Il prodotto di punta del 2012 è uno strumento di diagnostica in tempo reale per lo stato di salute delle macchine. «È in sperimentazione da un cliente a Johannesburg». «Il nostro mercato domestico è l’Europa – spiega Pucci – e l’Italia è forse il paese in cui incontriamo più difficoltà. Qualche ordine si è bloccato un secondo prima della firma perché il cliente ha fatto marcia indietro quando ha visto che la nostra sede è in Calabria». Un handicap che si aggiunge agli altri, come quello delle risorse umane. «Abbiamo 60 dipendenti, di cui una ventina stranieri. Ma abbiamo bisogno di assumere almeno 20 persone, tra tecnici e commerciali» spiega il fondatore. Per i tecnici Siracusa sta studiando una convenzione con l’Università della Magna Grecia, mentre i commerciali servono soprattutto per le sedi estere: «A New York non riusciamo ad avere il personale adatto per Sim Mec Usa. In Russia siamo già a Mosca ma entro l’anno vogliamo aprire a S. Pietroburgo».

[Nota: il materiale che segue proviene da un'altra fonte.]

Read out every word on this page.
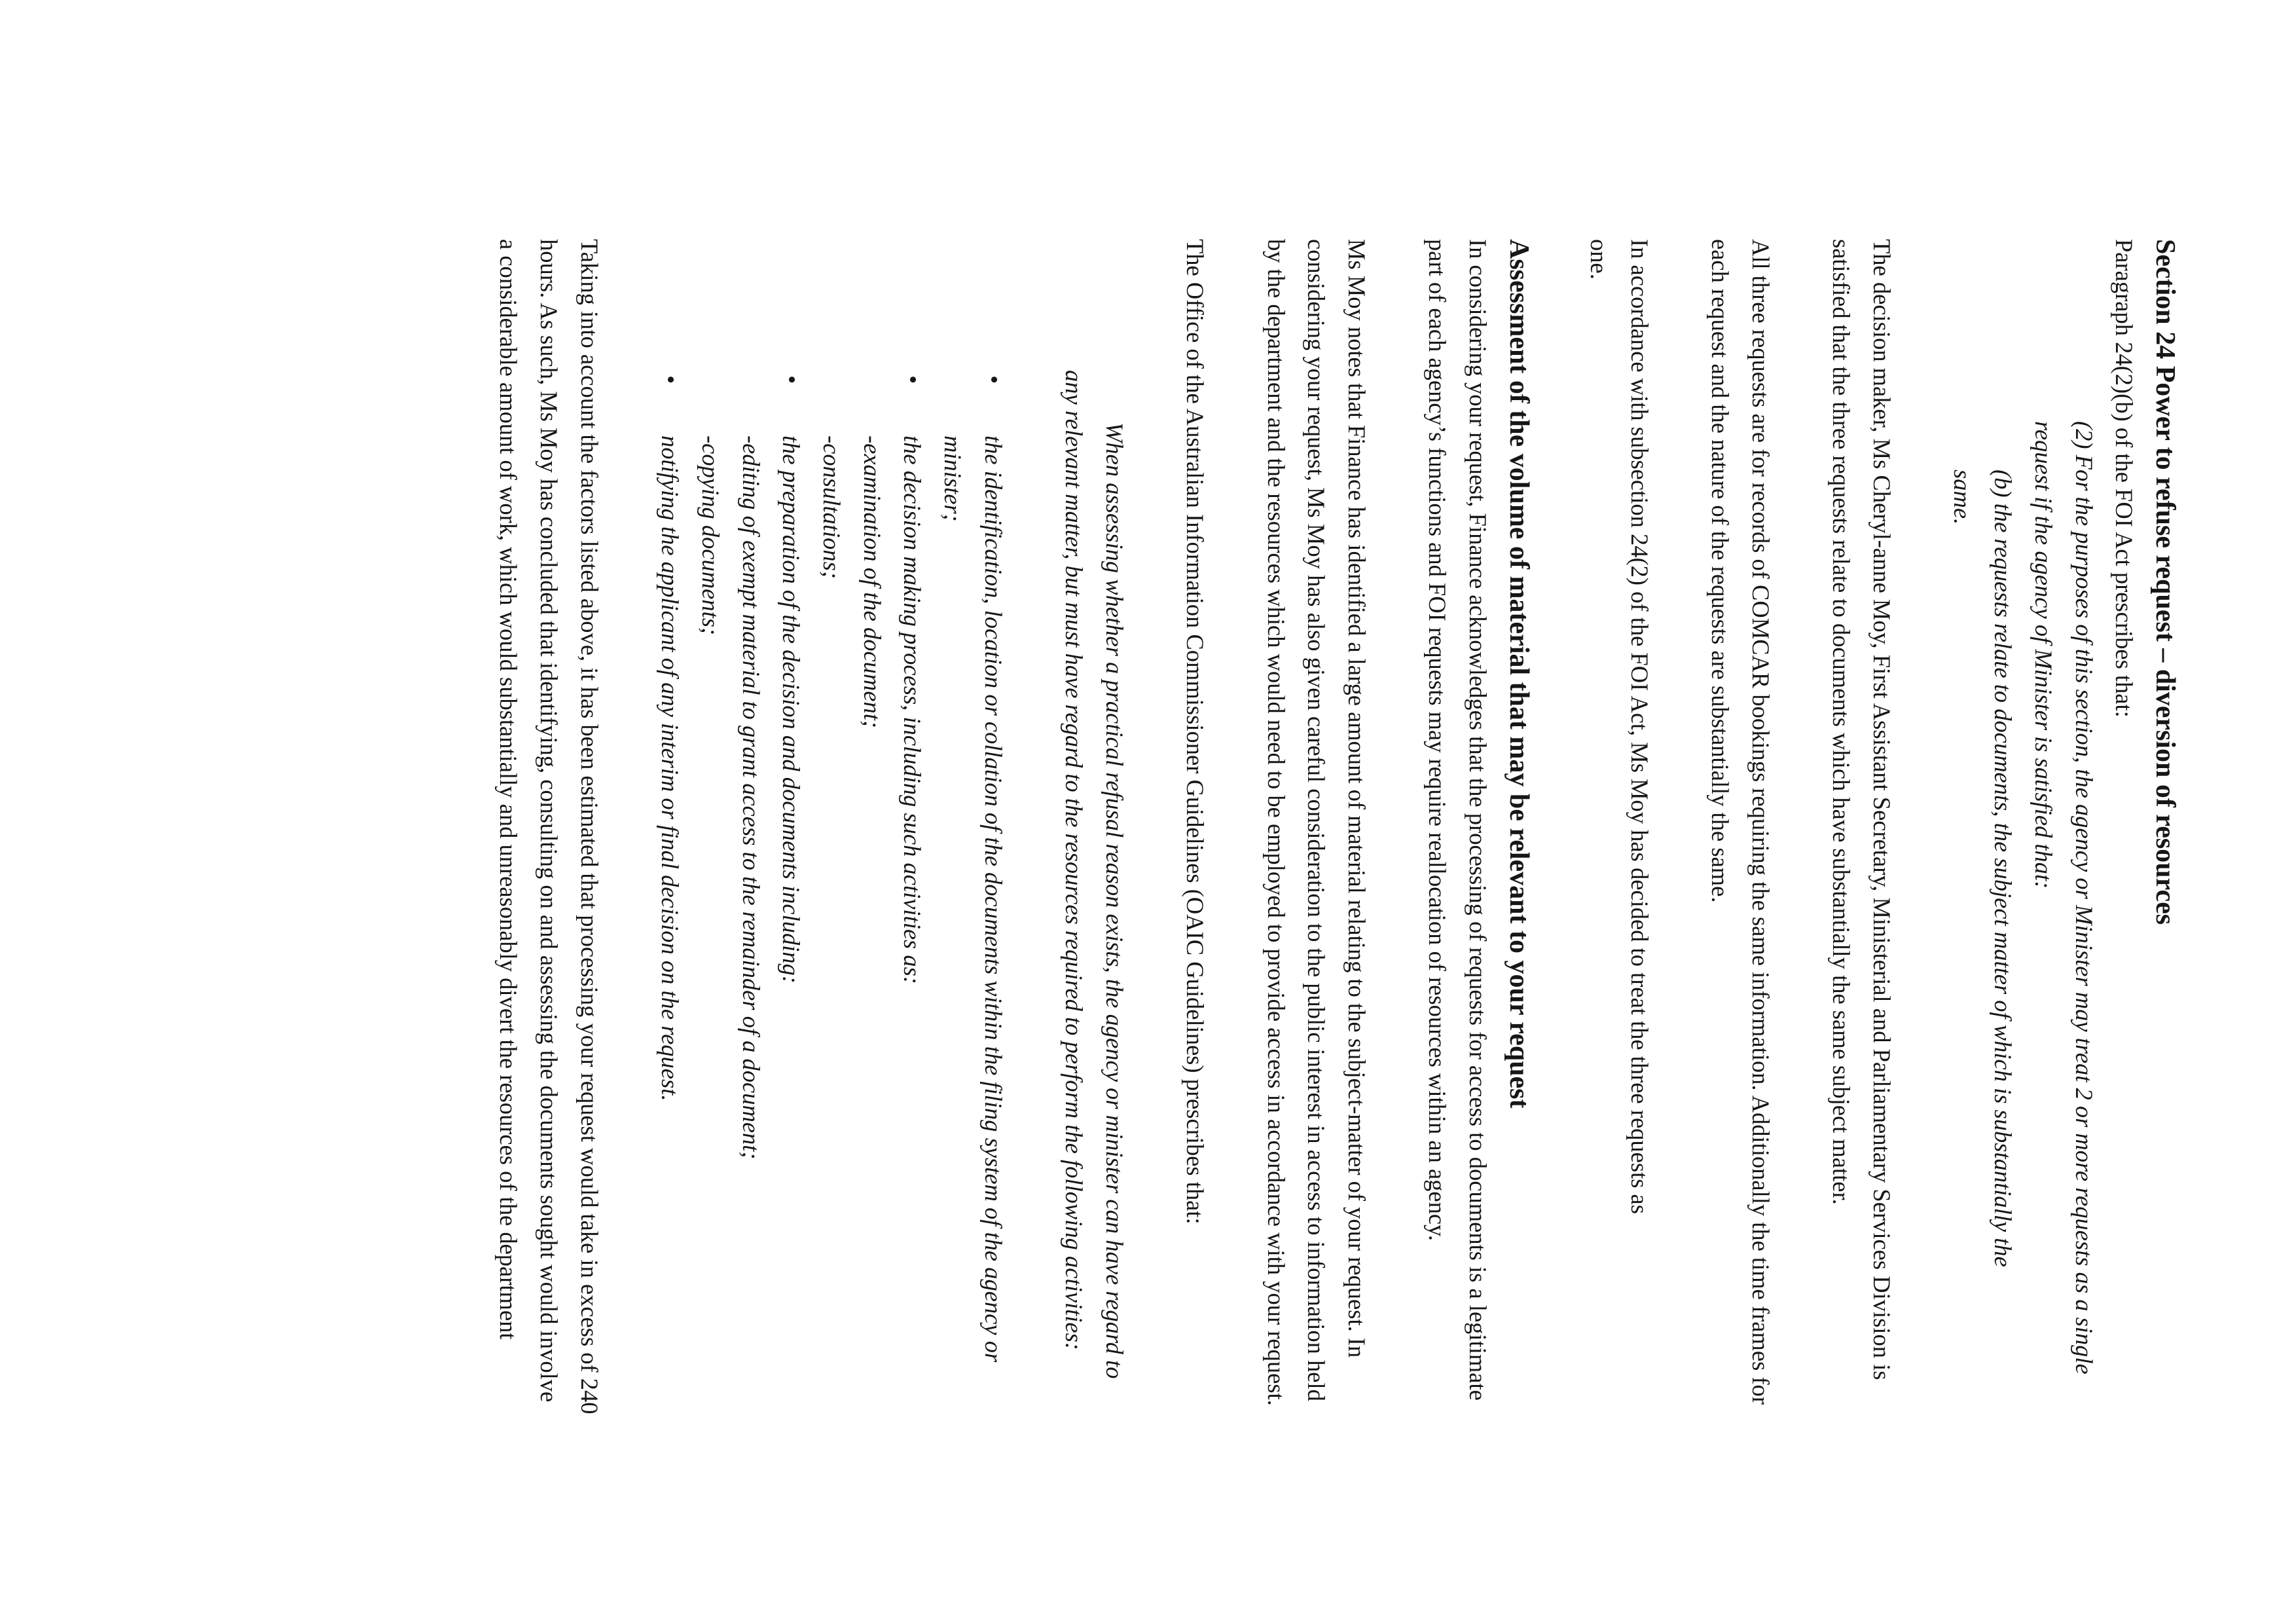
Section 24 Power to refuse request – diversion of resources

Paragraph 24(2)(b) of the FOI Act prescribes that:

(2) For the purposes of this section, the agency or Minister may treat 2 or more requests as a single request if the agency of Minister is satisfied that:
(b) the requests relate to documents, the subject matter of which is substantially the same.

The decision maker, Ms Cheryl-anne Moy, First Assistant Secretary, Ministerial and Parliamentary Services Division is satisfied that the three requests relate to documents which have substantially the same subject matter.

All three requests are for records of COMCAR bookings requiring the same information. Additionally the time frames for each request and the nature of the requests are substantially the same.

In accordance with subsection 24(2) of the FOI Act, Ms Moy has decided to treat the three requests as one.

Assessment of the volume of material that may be relevant to your request

In considering your request, Finance acknowledges that the processing of requests for access to documents is a legitimate part of each agency’s functions and FOI requests may require reallocation of resources within an agency.

Ms Moy notes that Finance has identified a large amount of material relating to the subject-matter of your request. In considering your request, Ms Moy has also given careful consideration to the public interest in access to information held by the department and the resources which would need to be employed to provide access in accordance with your request.

The Office of the Australian Information Commissioner Guidelines (OAIC Guidelines) prescribes that:

When assessing whether a practical refusal reason exists, the agency or minister can have regard to any relevant matter, but must have regard to the resources required to perform the following activities:
•
the identification, location or collation of the documents within the filing system of the agency or minister;
•
the decision making process, including such activities as:
-examination of the document;
-consultations;
•
the preparation of the decision and documents including:
-editing of exempt material to grant access to the remainder of a document;
-copying documents;
•
notifying the applicant of any interim or final decision on the request.

Taking into account the factors listed above, it has been estimated that processing your request would take in excess of 240 hours. As such, Ms Moy has concluded that identifying, consulting on and assessing the documents sought would involve a considerable amount of work, which would substantially and unreasonably divert the resources of the department
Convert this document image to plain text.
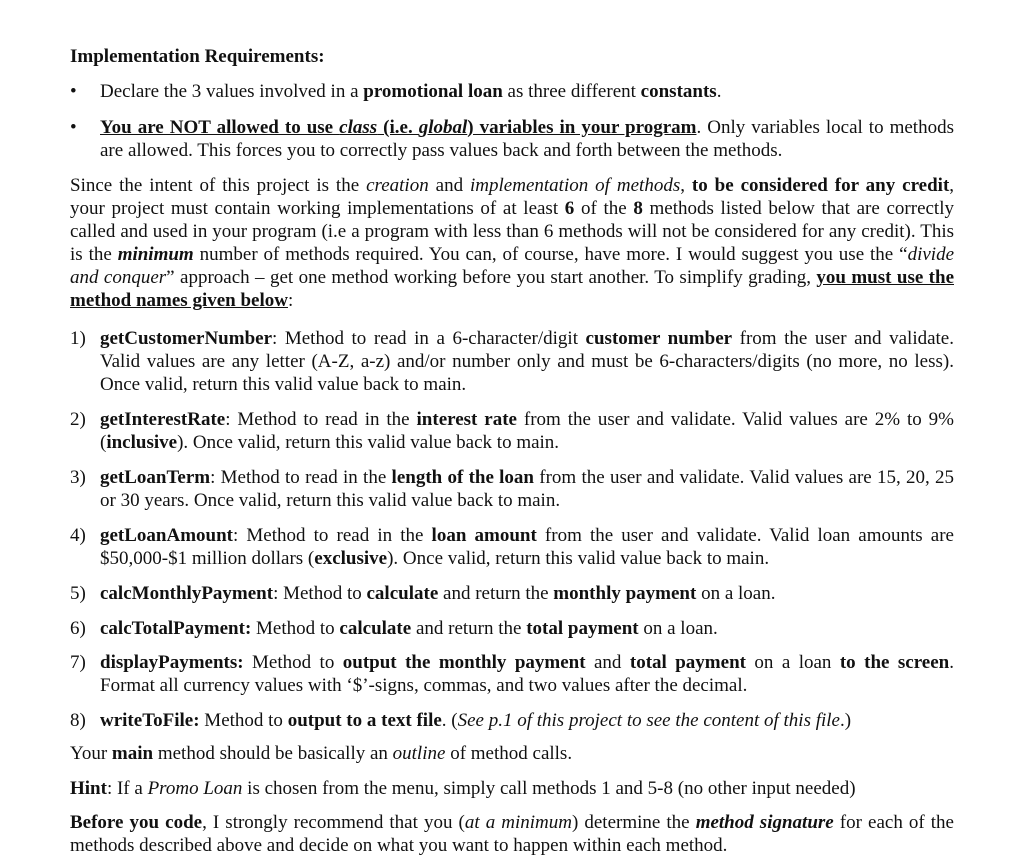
Implementation Requirements:
•	Declare the 3 values involved in a promotional loan as three different constants.
•	You are NOT allowed to use class (i.e. global) variables in your program. Only variables local to methods are allowed. This forces you to correctly pass values back and forth between the methods.
Since the intent of this project is the creation and implementation of methods, to be considered for any credit, your project must contain working implementations of at least 6 of the 8 methods listed below that are correctly called and used in your program (i.e a program with less than 6 methods will not be considered for any credit). This is the minimum number of methods required. You can, of course, have more. I would suggest you use the “divide and conquer” approach – get one method working before you start another. To simplify grading, you must use the method names given below:
1) getCustomerNumber: Method to read in a 6-character/digit customer number from the user and validate. Valid values are any letter (A-Z, a-z) and/or number only and must be 6-characters/digits (no more, no less). Once valid, return this valid value back to main.
2) getInterestRate: Method to read in the interest rate from the user and validate. Valid values are 2% to 9% (inclusive). Once valid, return this valid value back to main.
3) getLoanTerm: Method to read in the length of the loan from the user and validate. Valid values are 15, 20, 25 or 30 years. Once valid, return this valid value back to main.
4) getLoanAmount: Method to read in the loan amount from the user and validate. Valid loan amounts are $50,000-$1 million dollars (exclusive). Once valid, return this valid value back to main.
5) calcMonthlyPayment: Method to calculate and return the monthly payment on a loan.
6) calcTotalPayment: Method to calculate and return the total payment on a loan.
7) displayPayments: Method to output the monthly payment and total payment on a loan to the screen. Format all currency values with ‘$’-signs, commas, and two values after the decimal.
8) writeToFile: Method to output to a text file. (See p.1 of this project to see the content of this file.)
Your main method should be basically an outline of method calls.
Hint: If a Promo Loan is chosen from the menu, simply call methods 1 and 5-8 (no other input needed)
Before you code, I strongly recommend that you (at a minimum) determine the method signature for each of the methods described above and decide on what you want to happen within each method.
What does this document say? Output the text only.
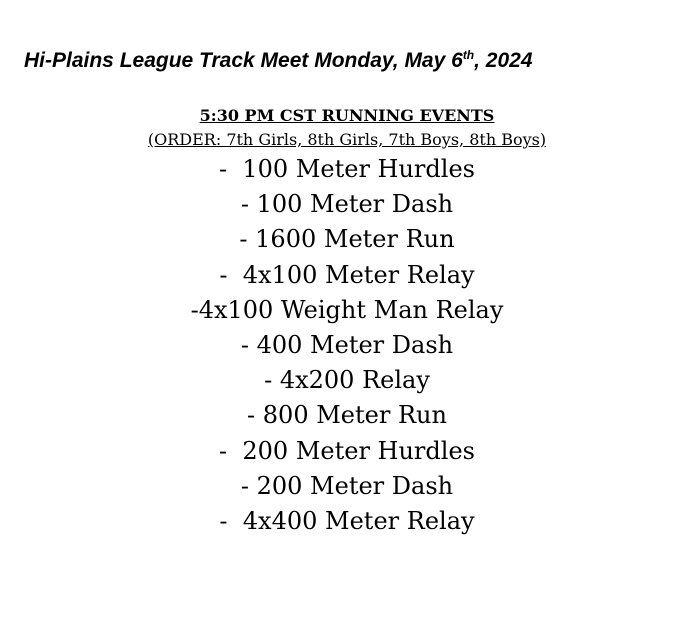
Hi-Plains League Track Meet Monday, May 6th, 2024
5:30 PM CST RUNNING EVENTS
(ORDER: 7th Girls, 8th Girls, 7th Boys, 8th Boys)
-  100 Meter Hurdles
- 100 Meter Dash
- 1600 Meter Run
-  4x100 Meter Relay
-4x100 Weight Man Relay
- 400 Meter Dash
- 4x200 Relay
- 800 Meter Run
-  200 Meter Hurdles
- 200 Meter Dash
-  4x400 Meter Relay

Siracusa ha letto questo articolo proprio dalla Russia, dove si trova in questi giorni. Si muove da solo, senza associazioni, supporto di banche o altro. E' sempre stato abituato a fare così e i risultati non gli danno torto. Manifesta un senso di scetticismo neanche tanto latente in ciò che è istituzionale, in qualche modo organizzato. <<L'unica istitutuzione che ci ha supportato è stata l'Ice, ma dagli uffici di Roma o di Milano. Nella sede di Reggio Calabria probabilmente non sanno nulla di noi>>. Lo stesso vale per le reti d'impresa, il Fondo Italiano d'Investimento e tutte le altre – poche – opportunità che le piccole e medie imprese italiane hanno per cercare di crescere diventare più competitive sul mercato globale. Le ragioni di questa sfiducia sono tante e alcune anche condivisibili. Anche con le banche c'è qualche difficoltà non tanto per il credito – di cui Siracusa dice di non aver bisogno perché conta sull'autofinanziamento – quanto per il sostegno all'export: <<Ci è capitato – racconta Pucci – di avere difficoltà a lavorare con le lettere di credito perché l'interlocutore non sapeva di cosa si stava parlando…>>. Un contesto – quello in cui si muove Siracusa – che sembra perlomeno indifferente, quando non ostile, all'impresa all'imprenditore.
Cosa riuscirebbe a fare – mi chiedo – un'azienda così se fosse inserita in un contesto culturale - prima ancora che economico - diverso? Il primo passo, però, forse tocca proprio all'impresa: rompere l'individualismo che spesso rischia di diventare isolamento.